Youthful faces noted at conference

28 Feb, 2015 01:00 AM

THE WAFarmers 2015 Annual Conference was held last Friday, Farm Weekly journalist Jacinta Bolsenbroek caught up with some of those in attendance to see what they thought about proceedings.

AGRICULTURE is changing, there are more pathways for youth and it's not all about being a farmers, according to Parliamentary Secretary to the Minister for Agriculture RICHARD COLBECK.

Generally, most forum committees discuss how to get youth to attend, try discover why they don't, and the need to get the younger generation to attend, according to Mr Colbeck.

However this wasn't an issue at the WAFarmers 2015 Annual Conference, where about 70 young people attended.

"It's great to see the kids from the WA College of Agriculture, Narrogin, exposed to industry leaders, thinkers and innovators. It can only be a good thing," Mr Colbeck said.

"There were a lot of younger people coming up to me, generally with questions about concerns they had around agriculture, what we might be able to tackle and why we are doing what we are doing.

"There are so many ways you can get into agriculture today, there is no one path.

"Agriculture is so much broader than just farming."

Mr Colbeck said he was impressed with the variety of speakers at the conference.

"It shows the strength in the industry," Mr Colbeck said.

"There have been some really good stories (here today).

"There was a range of people, who showed what's possible, to make people think and to get them to think outside the box.

"It is very useful to hear what other people are doing and how they are approaching their business'."

SUCCESSFUL industry stories and a young crowd is great news according to the Nationals WA member of Moore and Parliamentary Secretary to the Minister for Regional Development SHANE LOVE.

"I think the industry speakers were interesting, because they are the real stories about people's success," Mr Love said

"The problem for agriculture, which has always been the problem, is that we are quick to point out the problems, but we need to celebrate, acknowledge, and learn from the successes.
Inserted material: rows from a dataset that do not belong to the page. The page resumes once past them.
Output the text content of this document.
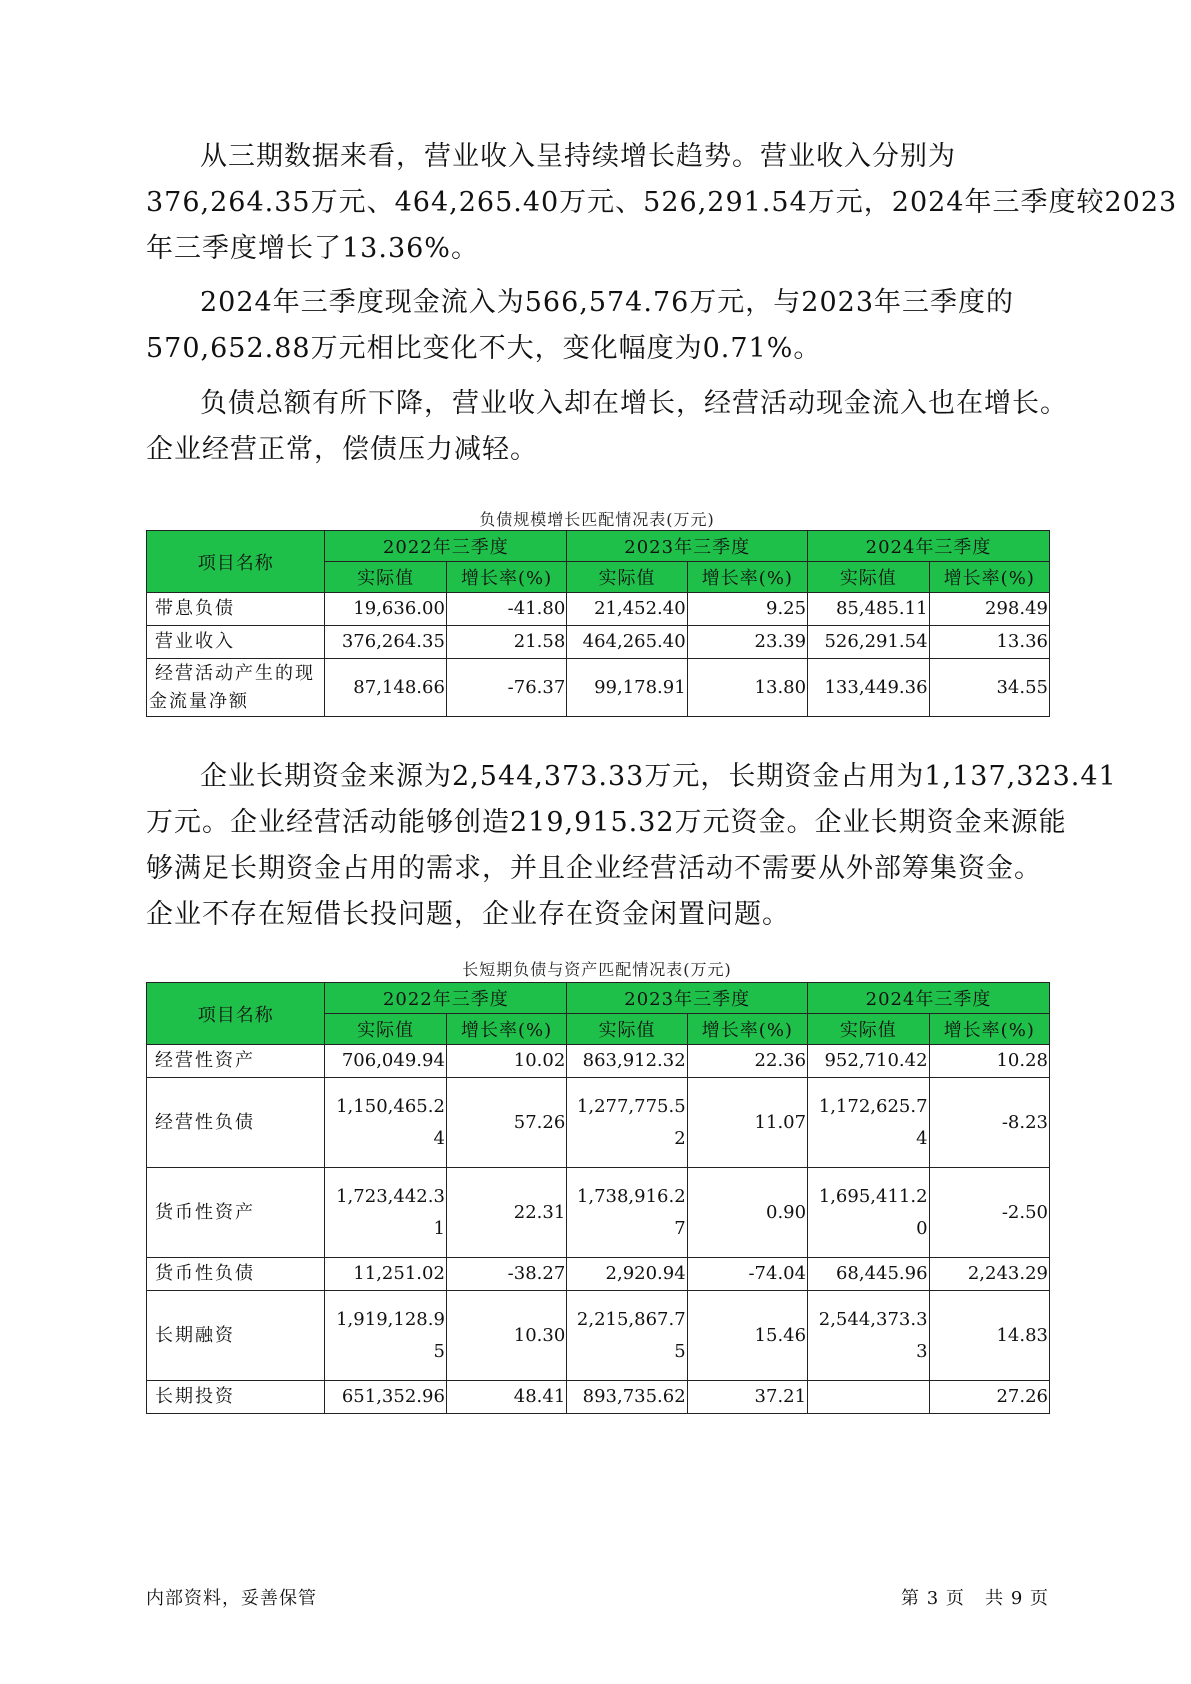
从三期数据来看，营业收入呈持续增长趋势。营业收入分别为
376,264.35万元、464,265.40万元、526,291.54万元，2024年三季度较2023
年三季度增长了13.36%。

2024年三季度现金流入为566,574.76万元，与2023年三季度的
570,652.88万元相比变化不大，变化幅度为0.71%。

负债总额有所下降，营业收入却在增长，经营活动现金流入也在增长。
企业经营正常，偿债压力减轻。

负债规模增长匹配情况表(万元)
项目名称	2022年三季度		2023年三季度		2024年三季度	
	实际值	增长率(%)	实际值	增长率(%)	实际值	增长率(%)

带息负债	19,636.00	-41.80	21,452.40	9.25	85,485.11	298.49

营业收入	376,264.35	21.58	464,265.40	23.39	526,291.54	13.36

经营活动产生的现
金流量净额	87,148.66	-76.37	99,178.91	13.80	133,449.36	34.55

企业长期资金来源为2,544,373.33万元，长期资金占用为1,137,323.41
万元。企业经营活动能够创造219,915.32万元资金。企业长期资金来源能
够满足长期资金占用的需求，并且企业经营活动不需要从外部筹集资金。
企业不存在短借长投问题，企业存在资金闲置问题。

长短期负债与资产匹配情况表(万元)
项目名称	2022年三季度		2023年三季度		2024年三季度	
	实际值	增长率(%)	实际值	增长率(%)	实际值	增长率(%)

经营性资产	706,049.94	10.02	863,912.32	22.36	952,710.42	10.28

经营性负债	1,150,465.24	57.26	1,277,775.52	11.07	1,172,625.74	-8.23

货币性资产	1,723,442.31	22.31	1,738,916.27	0.90	1,695,411.20	-2.50

货币性负债	11,251.02	-38.27	2,920.94	-74.04	68,445.96	2,243.29

长期融资	1,919,128.95	10.30	2,215,867.75	15.46	2,544,373.33	14.83

长期投资	651,352.96	48.41	893,735.62	37.21		27.26
内部资料，妥善保管	第 3 页   共 9 页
"When you have done something successful, the good thing about agriculture is that unlike other industries, people are willing to share their success stories and let other people learn from their leanings.
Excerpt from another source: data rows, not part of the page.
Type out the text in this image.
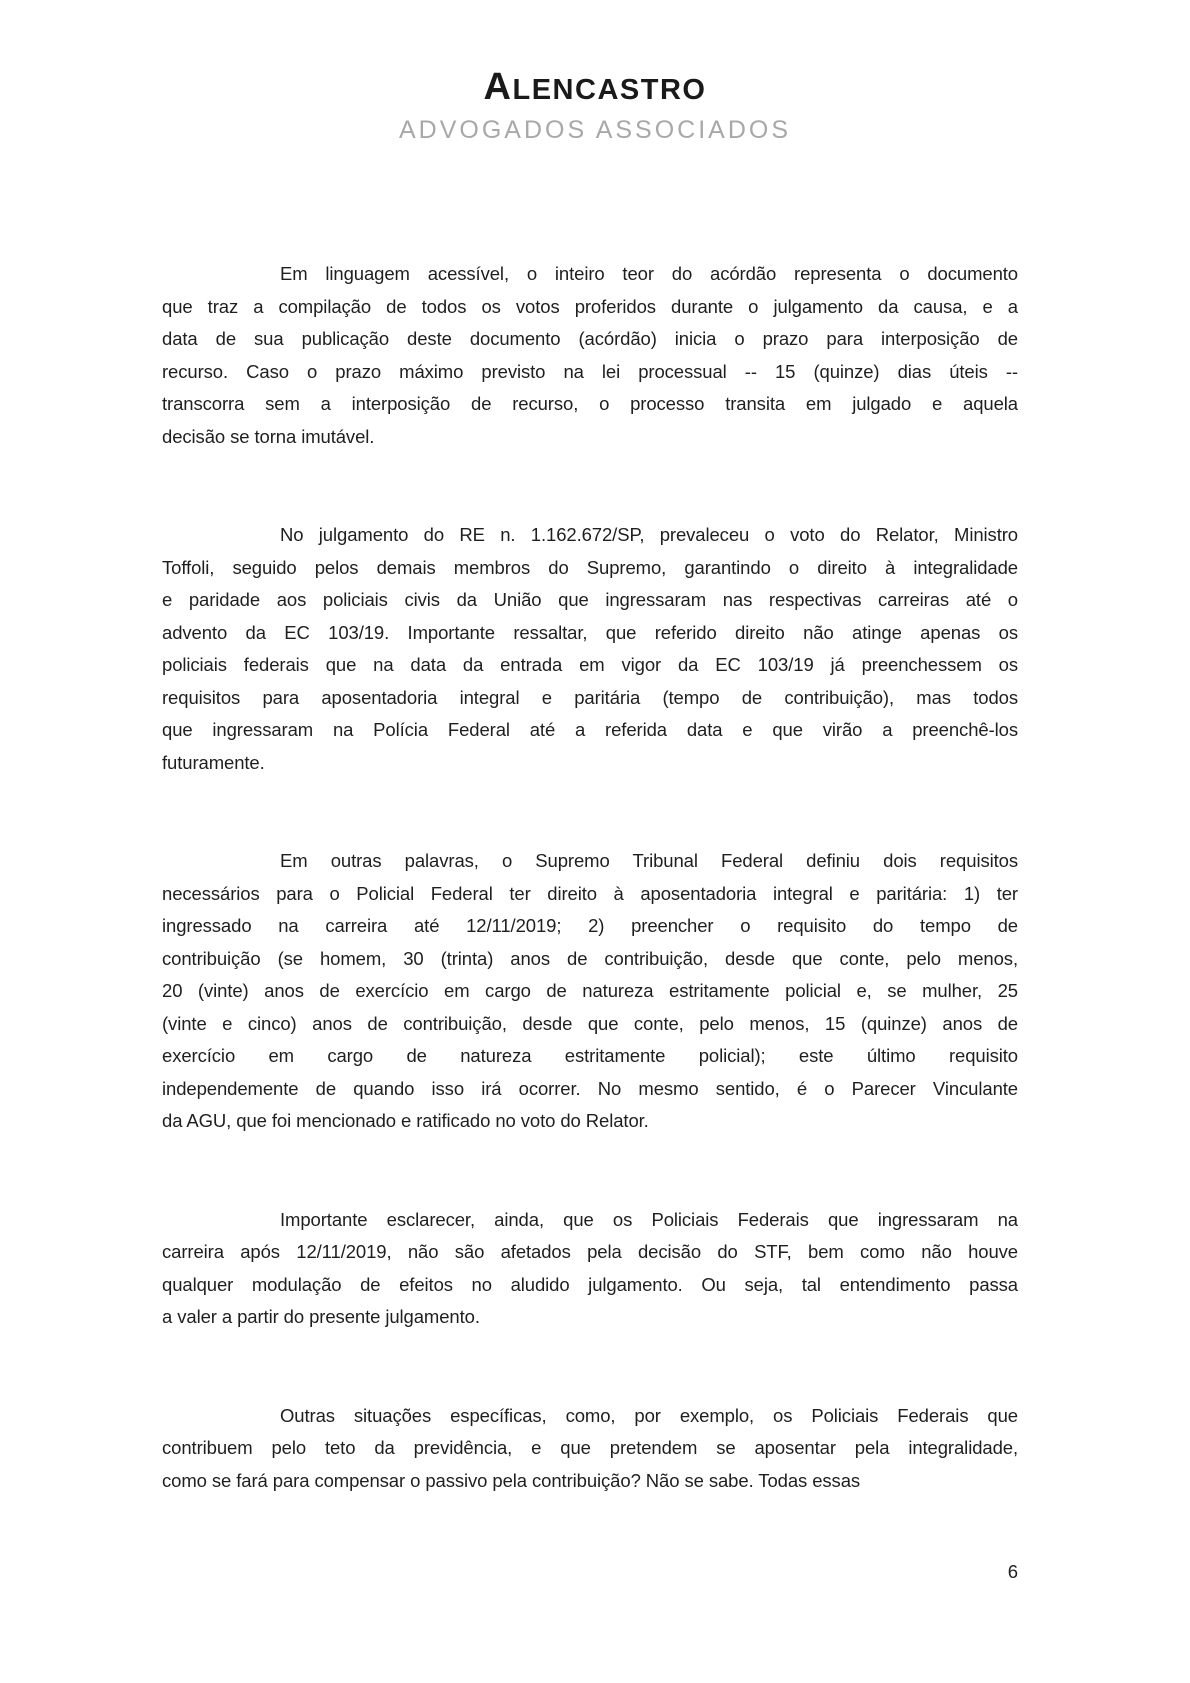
ALENCASTRO
ADVOGADOS ASSOCIADOS

Em linguagem acessível, o inteiro teor do acórdão representa o documento
que traz a compilação de todos os votos proferidos durante o julgamento da causa, e a
data de sua publicação deste documento (acórdão) inicia o prazo para interposição de
recurso. Caso o prazo máximo previsto na lei processual -- 15 (quinze) dias úteis --
transcorra sem a interposição de recurso, o processo transita em julgado e aquela
decisão se torna imutável.

No julgamento do RE n. 1.162.672/SP, prevaleceu o voto do Relator, Ministro
Toffoli, seguido pelos demais membros do Supremo, garantindo o direito à integralidade
e paridade aos policiais civis da União que ingressaram nas respectivas carreiras até o
advento da EC 103/19. Importante ressaltar, que referido direito não atinge apenas os
policiais federais que na data da entrada em vigor da EC 103/19 já preenchessem os
requisitos para aposentadoria integral e paritária (tempo de contribuição), mas todos
que ingressaram na Polícia Federal até a referida data e que virão a preenchê-los
futuramente.

Em outras palavras, o Supremo Tribunal Federal definiu dois requisitos
necessários para o Policial Federal ter direito à aposentadoria integral e paritária: 1) ter
ingressado na carreira até 12/11/2019; 2) preencher o requisito do tempo de
contribuição (se homem, 30 (trinta) anos de contribuição, desde que conte, pelo menos,
20 (vinte) anos de exercício em cargo de natureza estritamente policial e, se mulher, 25
(vinte e cinco) anos de contribuição, desde que conte, pelo menos, 15 (quinze) anos de
exercício em cargo de natureza estritamente policial); este último requisito
independemente de quando isso irá ocorrer. No mesmo sentido, é o Parecer Vinculante
da AGU, que foi mencionado e ratificado no voto do Relator.

Importante esclarecer, ainda, que os Policiais Federais que ingressaram na
carreira após 12/11/2019, não são afetados pela decisão do STF, bem como não houve
qualquer modulação de efeitos no aludido julgamento. Ou seja, tal entendimento passa
a valer a partir do presente julgamento.

Outras situações específicas, como, por exemplo, os Policiais Federais que
contribuem pelo teto da previdência, e que pretendem se aposentar pela integralidade,
como se fará para compensar o passivo pela contribuição? Não se sabe. Todas essas

6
"That has been the main message. If possible, find success and try to emulate it."

Mr Love said unless there are young people interested, there is no future for the industry.

"It was great to see all the young people at the forum," Mr Love said.
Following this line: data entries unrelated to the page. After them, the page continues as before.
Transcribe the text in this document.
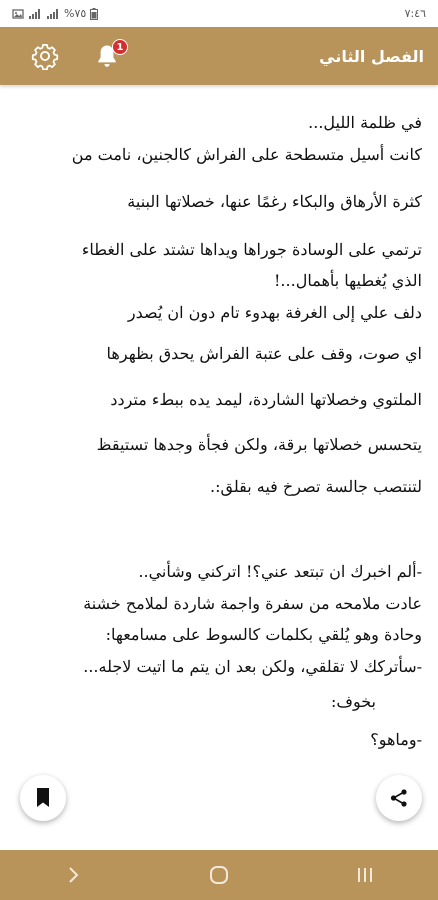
%٧٥	٧:٤٦
1	الفصل الثاني
في ظلمة الليل...
كانت أسيل متسطحة على الفراش كالجنين، نامت من
كثرة الأرهاق والبكاء رغمًا عنها، خصلاتها البنية
ترتمي على الوسادة جوراها ويداها تشتد على الغطاء
الذي يُغطيها بأهمال...!
دلف علي إلى الغرفة بهدوء تام دون ان يُصدر
اي صوت، وقف على عتبة الفراش يحدق بظهرها
الملتوي وخصلاتها الشاردة، ليمد يده ببطء متردد
يتحسس خصلاتها برقة، ولكن فجأة وجدها تستيقظ
لتنتصب جالسة تصرخ فيه بقلق:.
-ألم اخبرك ان تبتعد عني؟! اتركني وشأني..
عادت ملامحه من سفرة واجمة شاردة لملامح خشنة
وحادة وهو يُلقي بكلمات كالسوط على مسامعها:
-سأتركك لا تقلقي، ولكن بعد ان يتم ما اتيت لاجله...
بخوف:
-وماهو؟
"The principal issue for agriculture is that the 50-year-olds, are not the last generation.

"We want young people to come along.

"It is an issue in some areas, and some places with smaller populations."

THE WAFarmers 2015 Annual Conference was a success according to the lobby group's president DALE PARK.

The first day, members selected new representatives, and presidents for grain, wool, and meat sections handed down their reports.

The second day attracted more than 180 registrations with guests hearing from a range of industry representatives and politicians.

"The speakers were brilliant, normally when you have so many, you have some that don't stand out," Mr Park said.

"But I think they were all excellent."

The past 12 months has seen WAFarmers focus on rebuilding.

This included a new office location, a new CEO in Stephen Brown, new staff and finding ways to improve.

In the organisation's 2014 annual report, Mr Park said WAFarmers has felt the pinch.

"As has been well documented, our main challenge has been financial," stated Mr Park.

"As with a majority of member-based organisations WAFarmers has faced an ongoing decline in the number of people signing up or renewing their memberships.

"The number of farmers remaining in the industry has declined at a rapid rate, WAFarmers has felt the pinch."

Stated in the 2014 Annual Report, membership income decreased in 2014 by four per cent to $1,018,463 and $170,000 shy of budget.

Sponsorship also decreased, by 8pc to $273,190, which was $91,560 less than budget.

However, WAFarmers reported that event-based income in 2014 resulted in a profit from events of $142, 397.

Mr Park said WAFarmers had looked at other ways to generate income, and minimise costs, such as the move to the new Guildford offices and the launch of the WAFarmers First brand of milk last year.